Our results documented a relatively high sensitivity and specificity for the RIDT use we supported in rural Mongolia, demonstrating the feasibility of training rural Mongolian clinicians and laboratory staff in RIDT use. Adopting RIDTs seems to these authors as a practical, morbidity and mortality–reducing step forward in modernizing Mongolia’s clinical care in rural settings. The key will be the cost and availability of RIDTs as Mongolia has little capacity for developing its own diagnostics.
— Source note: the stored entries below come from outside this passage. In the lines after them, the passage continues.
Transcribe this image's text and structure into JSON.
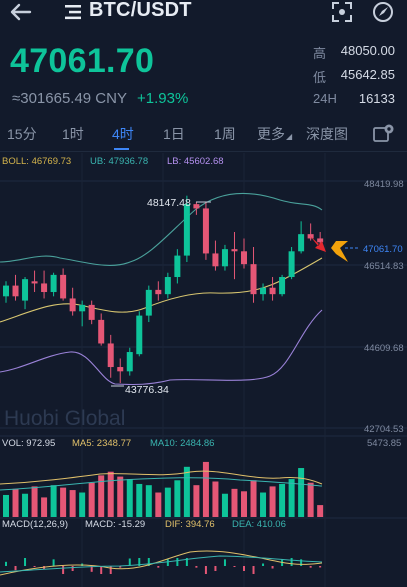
{
  "header": {
    "pair": "BTC/USDT"
  },
  "ticker": {
    "last_price": "47061.70",
    "cny_value": "≈301665.49 CNY",
    "change": "+1.93%",
    "stats": [
      {
        "label": "高",
        "value": "48050.00"
      },
      {
        "label": "低",
        "value": "45642.85"
      },
      {
        "label": "24H",
        "value": "16133"
      }
    ]
  },
  "tabs": [
    {
      "label": "15分"
    },
    {
      "label": "1时"
    },
    {
      "label": "4时",
      "active": true
    },
    {
      "label": "1日"
    },
    {
      "label": "1周"
    },
    {
      "label": "更多"
    },
    {
      "label": "深度图"
    }
  ],
  "colors": {
    "up": "#0ec49a",
    "down": "#e55776",
    "accent": "#3e86f6",
    "background": "#121a2b"
  },
  "icons": [
    "back-arrow-icon",
    "list-icon",
    "fullscreen-icon",
    "compass-icon",
    "settings-icon",
    "triangle-caret-icon"
  ],
  "watermark": "Huobi Global",
  "chart_data": {
    "type": "candlestick",
    "indicators": {
      "boll": "BOLL: 46769.73",
      "ub": "UB: 47936.78",
      "lb": "LB: 45602.68"
    },
    "y_axis_labels": [
      "48419.98",
      "47061.70",
      "46514.83",
      "44609.68",
      "42704.53"
    ],
    "ylim": [
      42704.53,
      48419.98
    ],
    "high_marker": "48147.48",
    "low_marker": "43776.34",
    "candles": [
      {
        "o": 45800,
        "h": 46150,
        "l": 45650,
        "c": 46050
      },
      {
        "o": 46050,
        "h": 46300,
        "l": 45700,
        "c": 45800
      },
      {
        "o": 45700,
        "h": 46250,
        "l": 45500,
        "c": 46200
      },
      {
        "o": 46150,
        "h": 46400,
        "l": 45900,
        "c": 46100
      },
      {
        "o": 46100,
        "h": 46400,
        "l": 45750,
        "c": 45900
      },
      {
        "o": 45900,
        "h": 46350,
        "l": 45800,
        "c": 46300
      },
      {
        "o": 46300,
        "h": 46450,
        "l": 45700,
        "c": 45750
      },
      {
        "o": 45750,
        "h": 46000,
        "l": 45350,
        "c": 45450
      },
      {
        "o": 45450,
        "h": 45700,
        "l": 45100,
        "c": 45600
      },
      {
        "o": 45600,
        "h": 45700,
        "l": 45150,
        "c": 45250
      },
      {
        "o": 45250,
        "h": 45400,
        "l": 44650,
        "c": 44700
      },
      {
        "o": 44700,
        "h": 44900,
        "l": 43900,
        "c": 44150
      },
      {
        "o": 44150,
        "h": 44350,
        "l": 43776.34,
        "c": 44050
      },
      {
        "o": 44050,
        "h": 44600,
        "l": 43950,
        "c": 44500
      },
      {
        "o": 44450,
        "h": 45450,
        "l": 44400,
        "c": 45350
      },
      {
        "o": 45350,
        "h": 46050,
        "l": 45200,
        "c": 45950
      },
      {
        "o": 45950,
        "h": 46150,
        "l": 45700,
        "c": 45850
      },
      {
        "o": 45850,
        "h": 46350,
        "l": 45750,
        "c": 46250
      },
      {
        "o": 46250,
        "h": 46900,
        "l": 46100,
        "c": 46750
      },
      {
        "o": 46750,
        "h": 48147.48,
        "l": 46600,
        "c": 47950
      },
      {
        "o": 47950,
        "h": 48000,
        "l": 47700,
        "c": 47850
      },
      {
        "o": 47850,
        "h": 48000,
        "l": 46650,
        "c": 46800
      },
      {
        "o": 46800,
        "h": 47100,
        "l": 46400,
        "c": 46500
      },
      {
        "o": 46500,
        "h": 47000,
        "l": 46400,
        "c": 46900
      },
      {
        "o": 46900,
        "h": 47300,
        "l": 46200,
        "c": 46850
      },
      {
        "o": 46850,
        "h": 47150,
        "l": 46450,
        "c": 46550
      },
      {
        "o": 46550,
        "h": 46950,
        "l": 45650,
        "c": 45850
      },
      {
        "o": 45850,
        "h": 46100,
        "l": 45700,
        "c": 46000
      },
      {
        "o": 46000,
        "h": 46250,
        "l": 45700,
        "c": 45850
      },
      {
        "o": 45850,
        "h": 46300,
        "l": 45800,
        "c": 46250
      },
      {
        "o": 46250,
        "h": 46950,
        "l": 46200,
        "c": 46850
      },
      {
        "o": 46850,
        "h": 47550,
        "l": 46800,
        "c": 47250
      },
      {
        "o": 47250,
        "h": 47500,
        "l": 47100,
        "c": 47150
      },
      {
        "o": 47150,
        "h": 47300,
        "l": 46950,
        "c": 47061.7
      }
    ],
    "volume_indicators": {
      "vol": "VOL: 972.95",
      "ma5": "MA5: 2348.77",
      "ma10": "MA10: 2484.86"
    },
    "volume_axis_label": "5473.85",
    "volumes": [
      1800,
      2300,
      1900,
      2500,
      1600,
      2600,
      2400,
      2200,
      2000,
      2800,
      3400,
      3700,
      3300,
      3100,
      2700,
      2600,
      2000,
      2400,
      3000,
      4100,
      2600,
      4500,
      2900,
      1900,
      2300,
      2100,
      3000,
      2000,
      2500,
      2700,
      3100,
      4000,
      2800,
      972.95
    ],
    "volume_ylim": [
      0,
      5473.85
    ],
    "macd_indicators": {
      "params": "MACD(12,26,9)",
      "macd": "MACD: -15.29",
      "dif": "DIF: 394.76",
      "dea": "DEA: 410.06"
    }
  }
}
However, it now seems likely that Mongolia’s access to inexpensive RIDTs could be further constrained. The US Food and Drug Administration (FDA) has recently called for diagnostic companies to meet new higher sensitivity and specificity benchmarks by January 2018 to continue to market RIDTs in the United States [8]. From observations at a recent international clinical virology meeting, this seems to be nudging US diagnostic companies with previously approved Clinical Laboratory Improvement Amendments (CLIA)-waived, later-flow antigen detection assays to move toward developing minimally complex, tabletop, cartridge-based molecular assays and abandoning their older assays. While this movement is a very good thing for patients and health care providers who have the resources to support these new, more accurate but higher-cost assays, in developing countries the new molecular assays may be cost-prohibitive at a time when RIDT use is just now becoming accepted in clinical care.
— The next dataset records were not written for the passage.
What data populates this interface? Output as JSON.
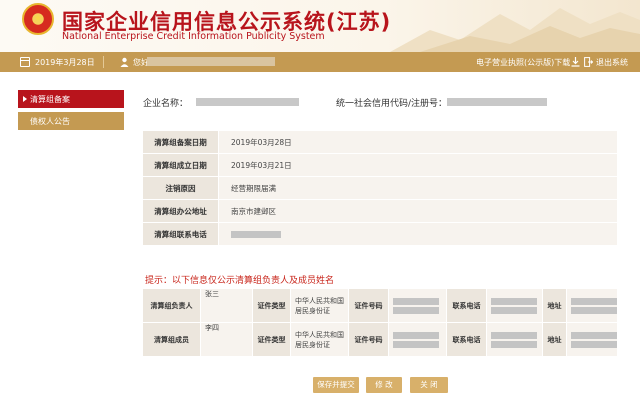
{
  "header": {
    "title": "国家企业信用信息公示系统(江苏)",
    "subtitle": "National Enterprise Credit Information Publicity System"
  },
  "topbar": {
    "date": "2019年3月28日",
    "welcome": "您好",
    "download": "电子营业执照(公示版)下载",
    "logout": "退出系统"
  },
  "sidebar": {
    "items": [
      {
        "label": "清算组备案",
        "active": true
      },
      {
        "label": "债权人公告",
        "active": false
      }
    ]
  },
  "company": {
    "name_label": "企业名称：",
    "code_label": "统一社会信用代码/注册号："
  },
  "details": {
    "rows": [
      {
        "label": "清算组备案日期",
        "value": "2019年03月28日"
      },
      {
        "label": "清算组成立日期",
        "value": "2019年03月21日"
      },
      {
        "label": "注销原因",
        "value": "经营期限届满"
      },
      {
        "label": "清算组办公地址",
        "value": "南京市建邺区"
      },
      {
        "label": "清算组联系电话",
        "value": ""
      }
    ]
  },
  "tip": "提示：以下信息仅公示清算组负责人及成员姓名",
  "members": {
    "cert_type_label": "证件类型",
    "cert_no_label": "证件号码",
    "phone_label": "联系电话",
    "address_label": "地址",
    "rows": [
      {
        "role": "清算组负责人",
        "name": "张三",
        "cert_type": "中华人民共和国居民身份证"
      },
      {
        "role": "清算组成员",
        "name": "李四",
        "cert_type": "中华人民共和国居民身份证"
      }
    ]
  },
  "buttons": {
    "save": "保存并提交",
    "edit": "修 改",
    "close": "关 闭"
  },
  "colors": {
    "brand_red": "#b8141c",
    "gold": "#c49a52",
    "button": "#d8b06a",
    "tip_red": "#c8241a"
  }
}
This study had a number of limitations. We only studied 3 rural areas, and as much of Mongolia is similarly rural, these data should not be construed as nationally representative. Despite intensive training and written standard operating procedures, delays in rapid testing use may have occurred for at least some of the 75 NP swab specimens. Such delays, despite specimen refrigeration, may have resulted in reduced RIDT sensitivity. Similarly, while we assessed compliance through multiple training sessions and on-site observations, some NP specimen collections may not have been optimally collected. Even so, the RIDTs used in rural Mongolia had sensitivity and specificity statistics similar to statistics in reports from developed countries, supporting their use in these rather austere settings.